Wartość osiedlowego bloga

Czasem kontrowersyjny, czasem niepoprawny politycznie, czasem przesadnie lokalny. Takie właśnie jest to miejsce. Zbliżamy się do 70 tys. odsłon po blisko dwóch latach prowadzenia - zleciało. Odrębna strona osiedla nie sprawdziła się i dogorywa, facebook jeszcze raczkuje, a blog swoje dziubie i chyba ma się dobrze.

Dla zachowania różnorodności po post`cie Pawła (który zawsze nabija frekwencję swoimi wypowiedziami) puszczę coś totalnie lokalnego.

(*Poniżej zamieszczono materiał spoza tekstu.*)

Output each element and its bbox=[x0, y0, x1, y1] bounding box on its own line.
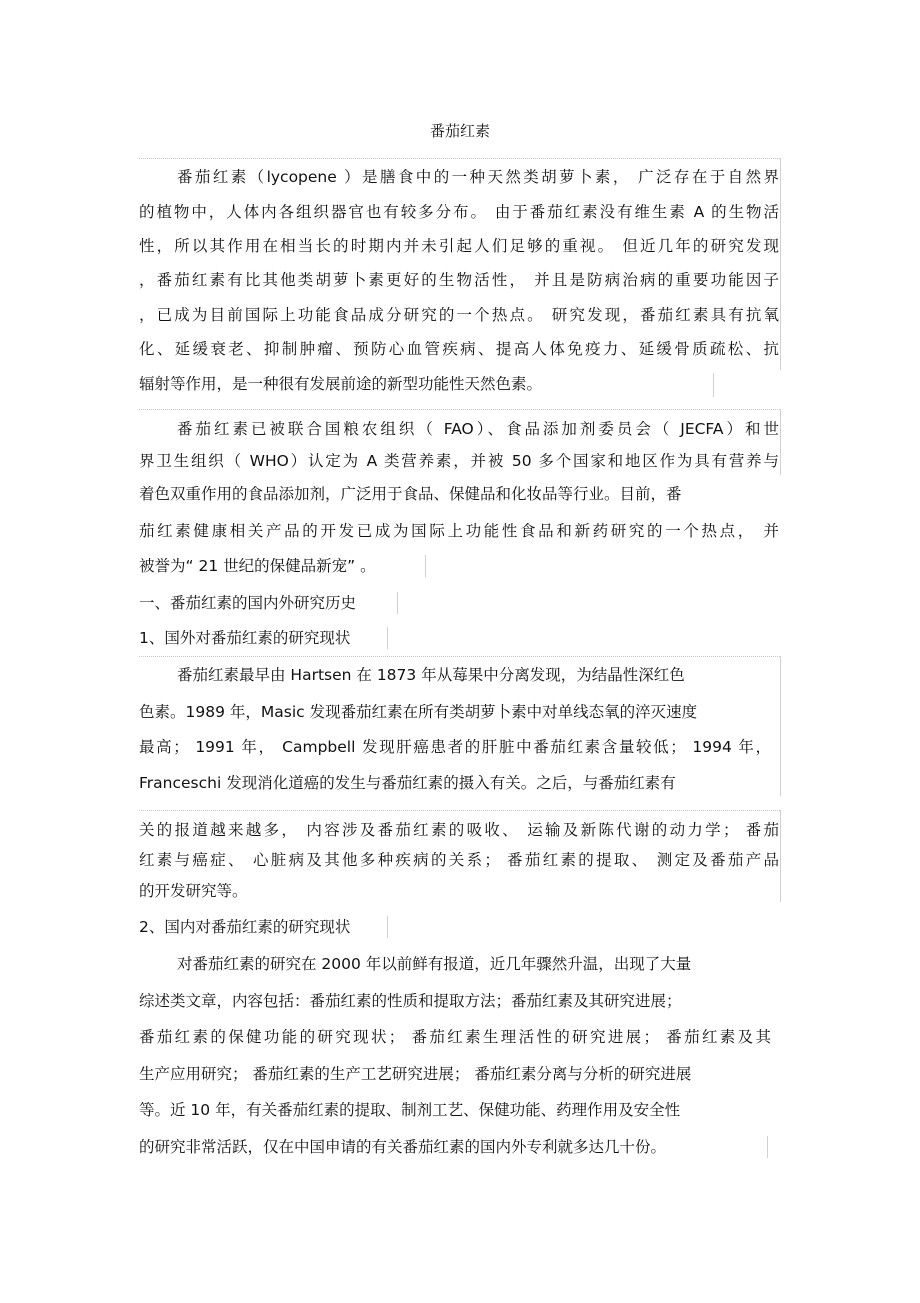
paragraph-2-line-4: 茄红素健康相关产品的开发已成为国际上功能性食品和新药研究的一个热点， 并 bbox=[139, 522, 779, 540]
guide-line bbox=[397, 592, 398, 614]
guide-line bbox=[139, 656, 780, 657]
paragraph-1-line-1: 番茄红素（lycopene ）是膳食中的一种天然类胡萝卜素， 广泛存在于自然界 bbox=[177, 168, 779, 186]
paragraph-2-line-2: 界卫生组织（ WHO）认定为 A 类营养素，并被 50 多个国家和地区作为具有营养与 bbox=[139, 452, 779, 470]
paragraph-3-line-6: 红素与癌症、 心脏病及其他多种疾病的关系； 番茄红素的提取、 测定及番茄产品 bbox=[139, 851, 779, 869]
guide-line bbox=[139, 158, 780, 159]
paragraph-4-line-4: 生产应用研究； 番茄红素的生产工艺研究进展； 番茄红素分离与分析的研究进展 bbox=[139, 1065, 692, 1083]
paragraph-3-line-1: 番茄红素最早由 Hartsen 在 1873 年从莓果中分离发现，为结晶性深红色 bbox=[177, 666, 685, 684]
paragraph-1-line-6: 化、延缓衰老、抑制肿瘤、预防心血管疾病、提高人体免疫力、延缓骨质疏松、抗 bbox=[139, 340, 779, 358]
paragraph-3-line-7: 的开发研究等。 bbox=[139, 882, 248, 900]
guide-line bbox=[780, 656, 781, 796]
paragraph-4-line-3: 番茄红素的保健功能的研究现状； 番茄红素生理活性的研究进展； 番茄红素及其 bbox=[139, 1028, 771, 1046]
paragraph-4-line-6: 的研究非常活跃，仅在中国申请的有关番茄红素的国内外专利就多达几十份。 bbox=[139, 1138, 667, 1156]
paragraph-4-line-5: 等。近 10 年，有关番茄红素的提取、制剂工艺、保健功能、药理作用及安全性 bbox=[139, 1101, 681, 1119]
paragraph-1-line-3: 性，所以其作用在相当长的时期内并未引起人们足够的重视。 但近几年的研究发现 bbox=[139, 237, 779, 255]
guide-line bbox=[780, 158, 781, 370]
paragraph-1-line-7: 辐射等作用，是一种很有发展前途的新型功能性天然色素。 bbox=[139, 375, 543, 393]
guide-line bbox=[387, 916, 388, 938]
guide-line bbox=[713, 373, 714, 397]
paragraph-4-line-2: 综述类文章，内容包括：番茄红素的性质和提取方法；番茄红素及其研究进展； bbox=[139, 992, 682, 1010]
guide-line bbox=[780, 409, 781, 475]
paragraph-3-line-5: 关的报道越来越多， 内容涉及番茄红素的吸收、 运输及新陈代谢的动力学； 番茄 bbox=[139, 821, 779, 839]
section-heading-1: 一、番茄红素的国内外研究历史 bbox=[139, 594, 357, 612]
paragraph-2-line-1: 番茄红素已被联合国粮农组织（ FAO）、食品添加剂委员会（ JECFA）和世 bbox=[177, 420, 779, 438]
paragraph-3-line-3: 最高； 1991 年， Campbell 发现肝癌患者的肝脏中番茄红素含量较低； 1994 年， bbox=[139, 738, 771, 756]
paragraph-2-line-5: 被誉为“ 21 世纪的保健品新宠” 。 bbox=[139, 557, 376, 575]
guide-line bbox=[139, 810, 780, 811]
paragraph-3-line-2: 色素。1989 年，Masic 发现番茄红素在所有类胡萝卜素中对单线态氧的淬灭速度 bbox=[139, 703, 698, 721]
document-title: 番茄红素 bbox=[429, 122, 490, 140]
guide-line bbox=[139, 409, 780, 410]
guide-line bbox=[387, 627, 388, 649]
subsection-heading-2: 2、国内对番茄红素的研究现状 bbox=[139, 918, 351, 936]
guide-line bbox=[767, 1136, 768, 1158]
paragraph-2-line-3: 着色双重作用的食品添加剂，广泛用于食品、保健品和化妆品等行业。目前，番 bbox=[139, 485, 682, 503]
paragraph-1-line-2: 的植物中，人体内各组织器官也有较多分布。 由于番茄红素没有维生素 A 的生物活 bbox=[139, 203, 779, 221]
guide-line bbox=[425, 555, 426, 577]
guide-line bbox=[780, 810, 781, 902]
subsection-heading-1: 1、国外对番茄红素的研究现状 bbox=[139, 629, 351, 647]
paragraph-1-line-4: ，番茄红素有比其他类胡萝卜素更好的生物活性， 并且是防病治病的重要功能因子 bbox=[139, 271, 779, 289]
paragraph-1-line-5: ，已成为目前国际上功能食品成分研究的一个热点。 研究发现，番茄红素具有抗氧 bbox=[139, 306, 779, 324]
paragraph-4-line-1: 对番茄红素的研究在 2000 年以前鲜有报道，近几年骤然升温，出现了大量 bbox=[177, 955, 692, 973]
paragraph-3-line-4: Franceschi 发现消化道癌的发生与番茄红素的摄入有关。之后，与番茄红素有 bbox=[139, 774, 676, 792]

Działka przyszłego placu zabaw mieści się bezpośrednio w moim sąsiedztwie. Żeby tylko nikt nie zarzucał to żadna to prywata. Po prostu od tego pomysłu, startującego również na tym blogu, zaczęło się moje (i nie tylko) zainteresowanie radą osiedla. Oprócz szeregu innych tematów chciałbym ten projekt zrealizować, jako takie moje oczko w głowie - tym bardziej, że lada dzień faktycznie plac zabaw może również mi się przydać :)
Kilkoro sąsiadów (i nie tylko) już pomagało by działka zaczęła jakoś wyglądać. Zawsze jak coś się dzieje pojawia się także mój lokalny ulubieniec, jeden z najstarszych mieszkańców osiedla p. Heniu. Złoty człowiek i do pogadania i do podpowiedzi/pomocy przy wszelkiego rodzaju pracach. Dzisiaj dzięki niemu miałem przyjemność dokaszać zielsko prawdziwą kosą. Co w tym takiego? Ano proszę spytać swoich bliskich w wieku < 30 lat, ilu z nich kosiło kosą? Miałem taką możliwość wcześniej jako ok. 10 letni wyrostek u babci na wsi, ale to dzisiaj nie pomogło :) lubię takie klimaty...

Komentarze

  1. Proste rozwiązania okazują się najskuteczniejsze, choć przydałoby się forum z prawdziwego zdarzenia nie tylko do dyskusji, ale także z możliwością oferowania i polecania towarów oraz usług.

    OdpowiedzUsuń
  2. Trafiłem w 77.777!

    Autorom życzę dużo wytrwałości w prowadzeniu choćby bloga - takie wirtualne miejsce spotkań jest bardzo potrzebne w naszej małej społeczności!